O. M : La situation est effectivement compliquée pour beaucoup d’écoles même si le prix de l’énergie a baissé. Nous gérons l’Ipag comme un bon père de famille. Il n’en reste pas moins que nous rencontrons des difficultés liées aux incertitudes sur le financement de l’apprentissage, à une démographie en berne ou encore à des changements de comportement vis-à-vis des écoles postbac. De plus en plus d’étudiants veulent obtenir un diplôme de niveau bac+3 avant de se lancer dans un master plutôt que de s’engager tout de suite pour cinq ans.

Or nous ne sommes que très peu soutenus par l’État qui n’a pas augmenté son financement des EESPIG depuis des années, ni redonné une quote-part d’imposition aux familles qui inscrivent leurs enfants dans un établissement privé, mesure de justice que j’ai personnellement toujours défendue. On nous demande de participer au service public de l’enseignement tout en nous demandant d’être très regardant sur nos frais de scolarité. L’État devrait davantage investir dans des établissements qui ont fait leurs preuves comme le nôtre.

O. R : Ne devriez-vous pas vous rapprocher d’un groupe d’écoles pour mieux assurer votre avenir ?

O. M : L’Ipag fait aujourd’hui partie des dernières écoles indépendantes. Ce qui ne signifie pas qu’elle est isolée ni qu’elle entend avancer seule Depuis mon arrivée à la direction de l’Ipag en 2023 nous avons repris une démarche partenariale pour créer de la valeur. Par exemple nous proposons avec l’école Aivancity une certification IA for business dès la deuxième année du PGE. Nous avons aussi, avec ce même partenaire, entamé une réflexion sur un double diplôme Data et IA sur ce même PGE.

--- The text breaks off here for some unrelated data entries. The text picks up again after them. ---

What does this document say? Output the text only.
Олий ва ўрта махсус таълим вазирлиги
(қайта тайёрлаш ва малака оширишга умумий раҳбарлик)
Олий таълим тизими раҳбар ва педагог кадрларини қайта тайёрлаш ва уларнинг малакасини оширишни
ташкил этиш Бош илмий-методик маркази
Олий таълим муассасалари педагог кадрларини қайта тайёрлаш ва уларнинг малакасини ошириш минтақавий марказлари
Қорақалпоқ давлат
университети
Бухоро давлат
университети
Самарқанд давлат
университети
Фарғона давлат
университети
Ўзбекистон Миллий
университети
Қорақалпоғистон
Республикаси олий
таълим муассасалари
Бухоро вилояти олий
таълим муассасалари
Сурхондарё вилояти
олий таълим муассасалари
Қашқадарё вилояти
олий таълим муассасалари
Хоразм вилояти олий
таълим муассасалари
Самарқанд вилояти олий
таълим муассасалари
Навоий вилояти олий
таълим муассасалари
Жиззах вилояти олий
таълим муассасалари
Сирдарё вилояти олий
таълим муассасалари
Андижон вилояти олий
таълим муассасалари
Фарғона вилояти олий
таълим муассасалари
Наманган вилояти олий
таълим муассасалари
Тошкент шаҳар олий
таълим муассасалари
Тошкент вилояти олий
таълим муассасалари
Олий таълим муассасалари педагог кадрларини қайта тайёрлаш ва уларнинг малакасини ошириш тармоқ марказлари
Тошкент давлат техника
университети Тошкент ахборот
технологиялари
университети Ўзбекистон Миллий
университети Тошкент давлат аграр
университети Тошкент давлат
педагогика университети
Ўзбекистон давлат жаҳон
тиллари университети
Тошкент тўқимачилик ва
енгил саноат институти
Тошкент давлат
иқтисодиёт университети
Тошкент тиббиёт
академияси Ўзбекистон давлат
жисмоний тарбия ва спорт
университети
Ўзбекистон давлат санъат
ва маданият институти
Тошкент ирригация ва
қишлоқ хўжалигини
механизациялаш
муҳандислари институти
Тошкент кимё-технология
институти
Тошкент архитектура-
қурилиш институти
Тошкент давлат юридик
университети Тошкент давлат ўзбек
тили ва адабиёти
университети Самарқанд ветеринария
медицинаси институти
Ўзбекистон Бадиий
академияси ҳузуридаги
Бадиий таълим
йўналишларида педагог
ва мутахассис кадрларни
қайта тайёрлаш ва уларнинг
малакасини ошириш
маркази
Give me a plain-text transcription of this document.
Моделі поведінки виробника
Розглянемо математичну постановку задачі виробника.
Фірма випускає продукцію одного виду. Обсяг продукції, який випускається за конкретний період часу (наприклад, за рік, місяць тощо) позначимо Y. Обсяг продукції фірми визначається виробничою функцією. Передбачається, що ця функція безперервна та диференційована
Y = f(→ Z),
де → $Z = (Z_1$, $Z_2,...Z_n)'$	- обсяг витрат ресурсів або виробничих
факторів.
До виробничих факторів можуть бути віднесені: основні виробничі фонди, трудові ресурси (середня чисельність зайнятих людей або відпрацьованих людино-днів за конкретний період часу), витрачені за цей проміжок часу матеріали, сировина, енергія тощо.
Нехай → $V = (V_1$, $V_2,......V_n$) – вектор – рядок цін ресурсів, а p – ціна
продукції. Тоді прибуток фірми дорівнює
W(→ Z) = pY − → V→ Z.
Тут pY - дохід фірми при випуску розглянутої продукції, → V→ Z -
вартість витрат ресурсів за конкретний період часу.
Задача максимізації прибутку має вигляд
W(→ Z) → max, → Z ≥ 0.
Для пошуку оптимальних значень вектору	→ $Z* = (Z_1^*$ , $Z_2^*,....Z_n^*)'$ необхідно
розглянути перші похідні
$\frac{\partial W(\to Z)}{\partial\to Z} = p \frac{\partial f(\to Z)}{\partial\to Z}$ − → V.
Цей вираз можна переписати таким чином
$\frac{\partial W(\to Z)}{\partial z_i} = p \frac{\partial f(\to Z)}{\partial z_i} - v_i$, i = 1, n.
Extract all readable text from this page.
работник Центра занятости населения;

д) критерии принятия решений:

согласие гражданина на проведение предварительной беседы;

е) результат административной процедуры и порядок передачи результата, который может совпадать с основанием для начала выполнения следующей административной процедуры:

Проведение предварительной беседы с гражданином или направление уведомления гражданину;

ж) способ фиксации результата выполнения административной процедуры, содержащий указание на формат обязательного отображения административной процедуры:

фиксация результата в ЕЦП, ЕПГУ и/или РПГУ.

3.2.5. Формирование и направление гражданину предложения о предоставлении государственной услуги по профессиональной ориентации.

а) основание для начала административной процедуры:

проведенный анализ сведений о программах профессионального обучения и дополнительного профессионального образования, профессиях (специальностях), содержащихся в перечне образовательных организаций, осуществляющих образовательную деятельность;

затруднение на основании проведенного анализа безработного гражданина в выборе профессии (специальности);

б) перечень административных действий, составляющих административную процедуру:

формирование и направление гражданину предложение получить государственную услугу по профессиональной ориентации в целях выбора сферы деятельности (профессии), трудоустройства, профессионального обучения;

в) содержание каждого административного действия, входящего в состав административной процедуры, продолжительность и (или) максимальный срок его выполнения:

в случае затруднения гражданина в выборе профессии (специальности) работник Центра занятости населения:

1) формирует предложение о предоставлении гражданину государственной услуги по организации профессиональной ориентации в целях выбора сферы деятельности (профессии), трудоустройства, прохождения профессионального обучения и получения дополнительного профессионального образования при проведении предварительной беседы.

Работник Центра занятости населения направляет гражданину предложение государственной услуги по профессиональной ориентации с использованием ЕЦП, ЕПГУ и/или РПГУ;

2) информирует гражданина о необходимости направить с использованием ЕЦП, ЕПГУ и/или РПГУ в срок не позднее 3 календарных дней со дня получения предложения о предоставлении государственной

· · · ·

Avec l’Institut Catholique de Paris nous dispensons un double diplôme de master en Management et Ingénierie Culturelle. Nous avons également un projet de double diplôme avec une école d’ingénieurs française alors que nous avons toujours un partenariat avec le prestigieux Politecnico de Turin qui permet chaque année à 15 de nos étudiants de Nice d’obtenir un double diplôme en cinq ans dont deux années à Turin (3e et 5e années).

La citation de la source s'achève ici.